Book: Positively Fifth Street: Murderers, Cheetahs, and Binion's World Series of Poker

Author: James McManus

Publisher: Picador

Publication Date: 2004-03

Format: Paperback

Length: 448 pages

Image: You feel best in Armani or Levis or...?

Levi's (black).

14. Your dinner guest at the Ritz would be?

At the Ritz in Wingham, Ontario, it would be Alice Munro.

15. Time travel: where, when and why?

Kierling, Austria, spring 1924, with the ability to speak German. Would love to tell the dying Franz Kafka, most of whose work was unpublished then, how beloved and widely read he would become. "Listen, Franz, I'm from the future and we have these time machines, see . . ."

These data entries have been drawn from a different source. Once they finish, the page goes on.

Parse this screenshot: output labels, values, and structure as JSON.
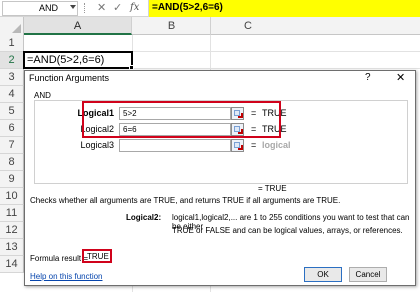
{
  "formula_bar": {
    "name_box": "AND",
    "cancel_icon": "✕",
    "enter_icon": "✓",
    "fx_icon": "fx",
    "formula": "=AND(5>2,6=6)"
  },
  "grid": {
    "columns": [
      "A",
      "B",
      "C"
    ],
    "rows": [
      "1",
      "2",
      "3",
      "4",
      "5",
      "6",
      "7",
      "8",
      "9",
      "10",
      "11",
      "12",
      "13",
      "14"
    ],
    "active_cell_text": "=AND(5>2,6=6)"
  },
  "dialog": {
    "title": "Function Arguments",
    "help_icon": "?",
    "close_icon": "✕",
    "function_name": "AND",
    "args": [
      {
        "label": "Logical1",
        "value": "5>2",
        "result": "TRUE"
      },
      {
        "label": "Logical2",
        "value": "6=6",
        "result": "TRUE"
      },
      {
        "label": "Logical3",
        "value": "",
        "result": "logical"
      }
    ],
    "equals": "=",
    "overall_result": "= TRUE",
    "description": "Checks whether all arguments are TRUE, and returns TRUE if all arguments are TRUE.",
    "arg_desc_label": "Logical2:",
    "arg_desc_line1": "logical1,logical2,... are 1 to 255 conditions you want to test that can be either",
    "arg_desc_line2": "TRUE or FALSE and can be logical values, arrays, or references.",
    "formula_result_label": "Formula result =",
    "formula_result": "TRUE",
    "help_link": "Help on this function",
    "ok": "OK",
    "cancel": "Cancel"
  },
  "colors": {
    "highlight": "#ffff00",
    "annotation": "#d0021b",
    "excel_green": "#217346"
  }
}
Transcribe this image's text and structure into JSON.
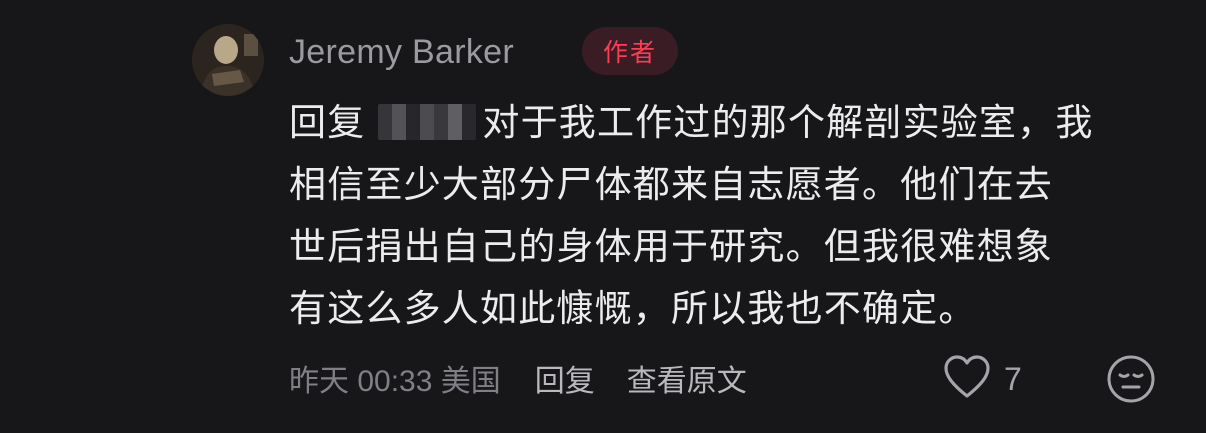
{
  "comment": {
    "author_name": "Jeremy Barker",
    "author_badge": "作者",
    "reply_prefix": "回复",
    "body_lines": [
      "对于我工作过的那个解剖实验室，我",
      "相信至少大部分尸体都来自志愿者。他们在去",
      "世后捐出自己的身体用于研究。但我很难想象",
      "有这么多人如此慷慨，所以我也不确定。"
    ],
    "timestamp": "昨天 00:33 美国",
    "reply_label": "回复",
    "view_original_label": "查看原文",
    "like_count": "7",
    "colors": {
      "background": "#17171a",
      "badge_text": "#ff3b55",
      "badge_bg": "#3a1d24",
      "meta_text": "#8a8a90",
      "body_text": "#ececee"
    },
    "icons": {
      "like": "heart-outline-icon",
      "emoji": "face-emoji-icon"
    }
  }
}
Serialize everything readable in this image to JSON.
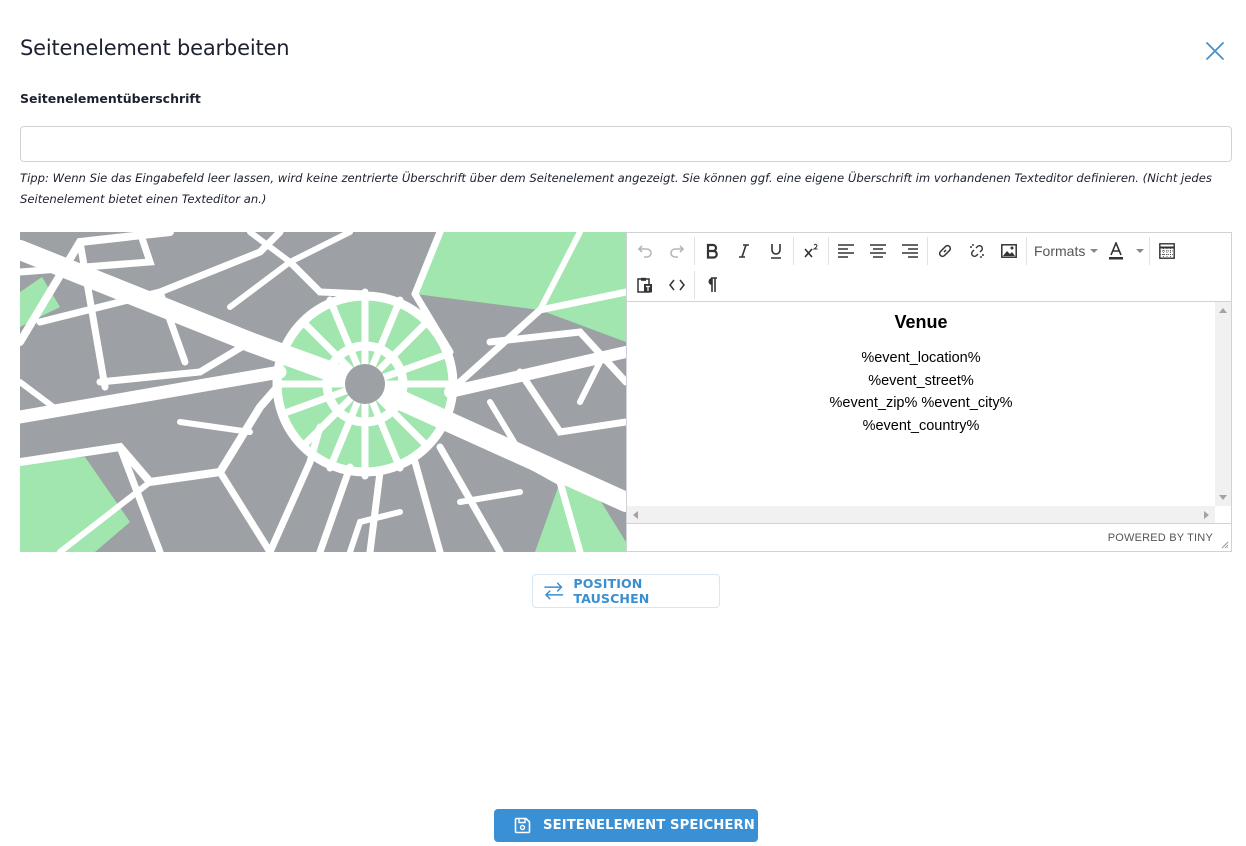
{
  "modal": {
    "title": "Seitenelement bearbeiten",
    "close_icon": "close-x-icon"
  },
  "heading_field": {
    "label": "Seitenelementüberschrift",
    "value": "",
    "placeholder": "",
    "hint": "Tipp: Wenn Sie das Eingabefeld leer lassen, wird keine zentrierte Überschrift über dem Seitenelement angezeigt. Sie können ggf. eine eigene Überschrift im vorhandenen Texteditor definieren. (Nicht jedes Seitenelement bietet einen Texteditor an.)"
  },
  "map_image": {
    "icon": "city-map-illustration",
    "colors": {
      "blocks": "#9da0a4",
      "parks": "#a0e6ae",
      "roads": "#ffffff"
    }
  },
  "editor": {
    "toolbar": {
      "row1": [
        "undo-icon",
        "redo-icon",
        "bold-icon",
        "italic-icon",
        "underline-icon",
        "superscript-icon",
        "align-left-icon",
        "align-center-icon",
        "align-right-icon",
        "link-icon",
        "unlink-icon",
        "image-icon",
        "formats-dropdown",
        "font-color-icon",
        "table-icon"
      ],
      "row2": [
        "paste-text-icon",
        "source-code-icon",
        "paragraph-mark-icon"
      ],
      "formats_label": "Formats",
      "font_color_letter": "A"
    },
    "content": {
      "heading": "Venue",
      "lines": [
        "%event_location%",
        "%event_street%",
        "%event_zip% %event_city%",
        "%event_country%"
      ]
    },
    "statusbar": {
      "powered_by": "POWERED BY TINY"
    }
  },
  "actions": {
    "swap_label": "POSITION TAUSCHEN",
    "swap_icon": "swap-arrows-icon",
    "save_label": "SEITENELEMENT SPEICHERN",
    "save_icon": "floppy-disk-icon"
  },
  "colors": {
    "accent": "#3a90d4",
    "text": "#1d2130",
    "border": "#cfd3d8"
  }
}
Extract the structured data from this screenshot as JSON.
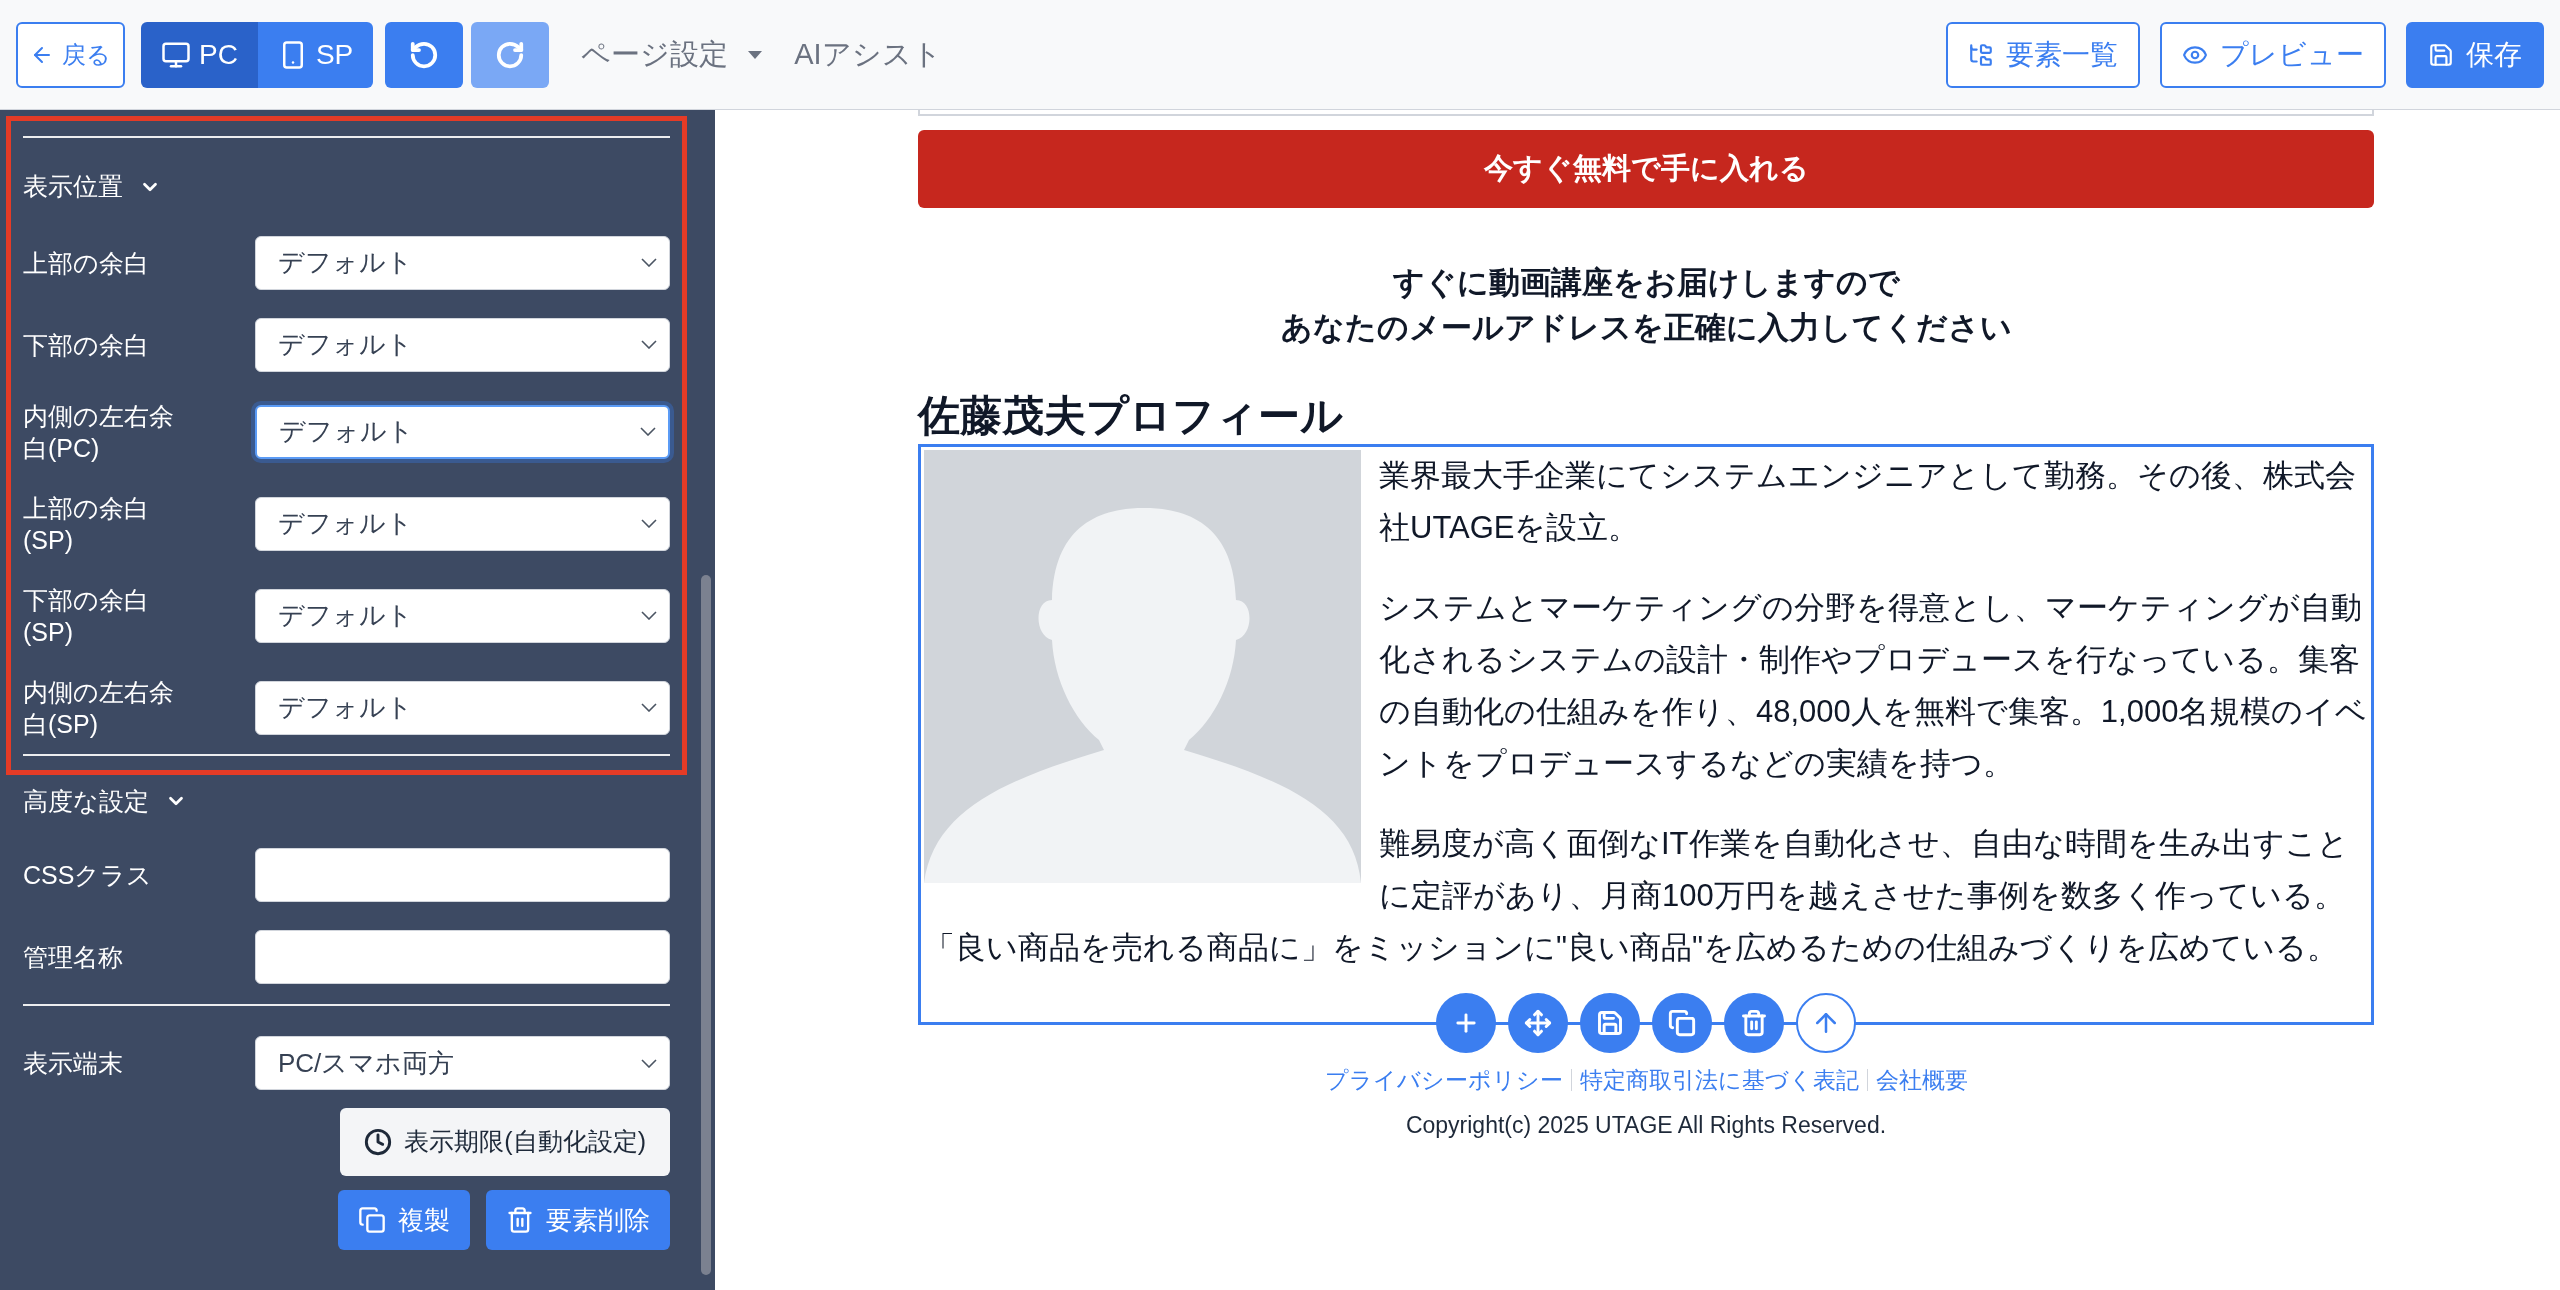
{
  "toolbar": {
    "back": "戻る",
    "devices": [
      {
        "label": "PC",
        "kind": "desktop",
        "selected": true
      },
      {
        "label": "SP",
        "kind": "phone",
        "selected": false
      }
    ],
    "undo": {
      "disabled": false
    },
    "redo": {
      "disabled": true
    },
    "menus": [
      {
        "label": "ページ設定",
        "dropdown": true
      },
      {
        "label": "AIアシスト",
        "dropdown": false
      }
    ],
    "actions": [
      {
        "label": "要素一覧",
        "kind": "tree",
        "primary": false
      },
      {
        "label": "プレビュー",
        "kind": "eye",
        "primary": false
      },
      {
        "label": "保存",
        "kind": "save",
        "primary": true
      }
    ]
  },
  "sidebar": {
    "sections": [
      {
        "title": "表示位置",
        "expanded": true,
        "highlighted": true,
        "fields": [
          {
            "label": "上部の余白",
            "kind": "select",
            "value": "デフォルト",
            "focused": false
          },
          {
            "label": "下部の余白",
            "kind": "select",
            "value": "デフォルト",
            "focused": false
          },
          {
            "label": "内側の左右余白(PC)",
            "kind": "select",
            "value": "デフォルト",
            "focused": true
          },
          {
            "label": "上部の余白(SP)",
            "kind": "select",
            "value": "デフォルト",
            "focused": false
          },
          {
            "label": "下部の余白(SP)",
            "kind": "select",
            "value": "デフォルト",
            "focused": false
          },
          {
            "label": "内側の左右余白(SP)",
            "kind": "select",
            "value": "デフォルト",
            "focused": false
          }
        ]
      },
      {
        "title": "高度な設定",
        "expanded": true,
        "highlighted": false,
        "fields": [
          {
            "label": "CSSクラス",
            "kind": "text",
            "focused": false
          },
          {
            "label": "管理名称",
            "kind": "text",
            "focused": false
          }
        ]
      }
    ],
    "device_field": {
      "label": "表示端末",
      "value": "PC/スマホ両方"
    },
    "schedule_button": "表示期限(自動化設定)",
    "buttons": [
      {
        "label": "複製",
        "kind": "copy"
      },
      {
        "label": "要素削除",
        "kind": "trash"
      }
    ]
  },
  "page": {
    "cta_button": "今すぐ無料で手に入れる",
    "notice": [
      "すぐに動画講座をお届けしますので",
      "あなたのメールアドレスを正確に入力してください"
    ],
    "profile": {
      "title": "佐藤茂夫プロフィール",
      "selected": true,
      "paragraphs": [
        "業界最大手企業にてシステムエンジニアとして勤務。その後、株式会社UTAGEを設立。",
        "システムとマーケティングの分野を得意とし、マーケティングが自動化されるシステムの設計・制作やプロデュースを行なっている。集客の自動化の仕組みを作り、48,000人を無料で集客。1,000名規模のイベントをプロデュースするなどの実績を持つ。",
        "難易度が高く面倒なIT作業を自動化させ、自由な時間を生み出すことに定評があり、月商100万円を越えさせた事例を数多く作っている。「良い商品を売れる商品に」をミッションに\"良い商品\"を広めるための仕組みづくりを広めている。"
      ]
    },
    "footer_links": [
      "プライバシーポリシー",
      "特定商取引法に基づく表記",
      "会社概要"
    ],
    "copyright": "Copyright(c) 2025 UTAGE All Rights Reserved."
  }
}
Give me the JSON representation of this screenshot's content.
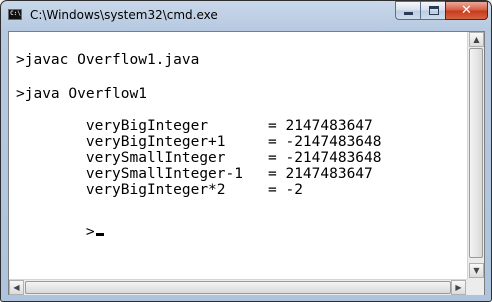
{
  "window": {
    "title": "C:\\Windows\\system32\\cmd.exe",
    "app_icon_text": "C:\\"
  },
  "titlebar": {
    "minimize_glyph": "",
    "maximize_glyph": "",
    "close_glyph": "✕"
  },
  "console": {
    "command1": ">javac Overflow1.java",
    "command2": ">java Overflow1",
    "output": [
      {
        "label": "veryBigInteger",
        "value": "= 2147483647"
      },
      {
        "label": "veryBigInteger+1",
        "value": "= -2147483648"
      },
      {
        "label": "verySmallInteger",
        "value": "= -2147483648"
      },
      {
        "label": "verySmallInteger-1",
        "value": "= 2147483647"
      },
      {
        "label": "veryBigInteger*2",
        "value": "= -2"
      }
    ],
    "prompt": ">"
  },
  "scrollbars": {
    "up_arrow": "▲",
    "down_arrow": "▼",
    "left_arrow": "◀",
    "right_arrow": "▶"
  }
}
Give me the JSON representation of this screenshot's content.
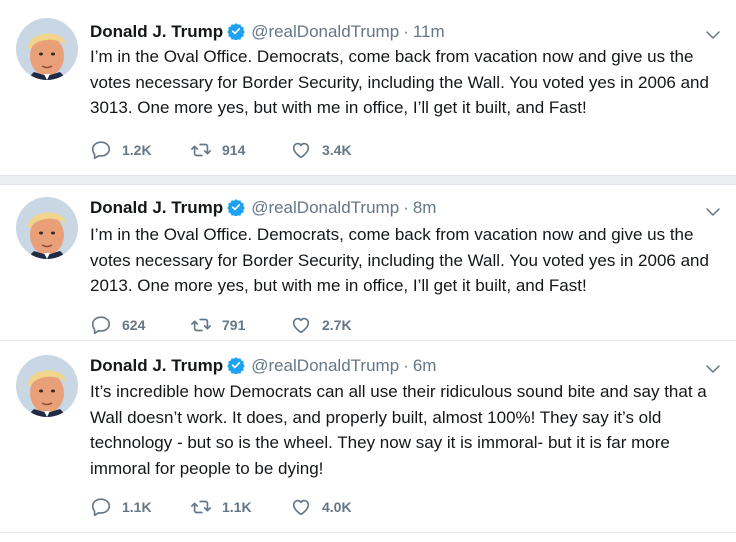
{
  "tweets": [
    {
      "name": "Donald J. Trump",
      "handle": "@realDonaldTrump",
      "separator": "·",
      "time": "11m",
      "text": "I’m in the Oval Office. Democrats, come back from vacation now and give us the votes necessary for Border Security, including the Wall. You voted yes in 2006 and 3013. One more yes, but with me in office, I’ll get it built, and Fast!",
      "replies": "1.2K",
      "retweets": "914",
      "likes": "3.4K"
    },
    {
      "name": "Donald J. Trump",
      "handle": "@realDonaldTrump",
      "separator": "·",
      "time": "8m",
      "text": "I’m in the Oval Office. Democrats, come back from vacation now and give us the votes necessary for Border Security, including the Wall. You voted yes in 2006 and 2013. One more yes, but with me in office, I’ll get it built, and Fast!",
      "replies": "624",
      "retweets": "791",
      "likes": "2.7K"
    },
    {
      "name": "Donald J. Trump",
      "handle": "@realDonaldTrump",
      "separator": "·",
      "time": "6m",
      "text": "It’s incredible how Democrats can all use their ridiculous sound bite and say that a Wall doesn’t work. It does, and properly built, almost 100%! They say it’s old technology - but so is the wheel. They now say it is immoral- but it is far more immoral for people to be dying!",
      "replies": "1.1K",
      "retweets": "1.1K",
      "likes": "4.0K"
    }
  ],
  "colors": {
    "verified": "#1da1f2",
    "muted": "#657786",
    "text": "#14171a",
    "separator": "#eceff1"
  },
  "icons": [
    "verified-badge-icon",
    "chevron-down-icon",
    "reply-icon",
    "retweet-icon",
    "like-icon"
  ]
}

Then I'd fly (take a ship? what are the rules here?) to Yankee Stadium in the Bronx, a few blocks from where I would be born 27 years later, to watch Ruth and Gehrig play, and perhaps place a few bets on the outcome of the '24 World Series.

Then back into my time machine to the early evening of April 14, 1865, just outside Ford's Theater, to warn the president, one of America's greatest writers, that maybe it would be better... or simply to kill John Wilkes Booth.

16. Stress management: hit man, spa vacation or Prozac?

Wine, whiskey, marijuana, time travel, shuffling poker chips.

17. Essential to life: coffee, vodka, cigarettes, chocolate, or...?

TriCor, red wine, Volvic, ahi, fish oil pills, low-dose aspirin, bicycling, shuffling poker chips.

18. Environ of choice: city or country, and where on the map?

A two-hundred-square-mile synthetic-cubist landscape combining New York City, the Golden Gate Bridge, Kailua Beach, the Beartooth Highway, and the Bellagios of Las Vegas and Italy.

Photo by © Roberta Devlin

19. What do you want to say to the leader of your country?

My wife Jennifer and I were in the Oval Office with President Obama last spring, and we wanted to (and did) congratulate him on getting at least a foot-in-the-door national healthcare plan passed. He told us that the prime minister of the Netherlands had recently asked him, "Mr. President, you extend healthcare coverage to millions more of your citizens, make it illegal for insurance companies to deny coverage to people with preexisting conditions or to cancel people who get sick, and they hold up signs calling you a Nazi?" All we could do was nod, groan and sadly shake our heads.

What I thought but didn't say: Anyone gullible enough to believe that a federal health-care program would be more likely than an insurance company to make a callous decision about coverage, let alone convene "death panels" to eliminate the sick or the elderly, deserves their place in the faith-based "Solid South" and whatever justice John Boehner, Mitch McConnell, Sarah Palin et al were likely to grant them.

20. Last but certainly not least, what are you working on, now?

The Winter Casino, the novel I put aside ten years ago to write Positively Fifth Street, Physical and Cowboys Full.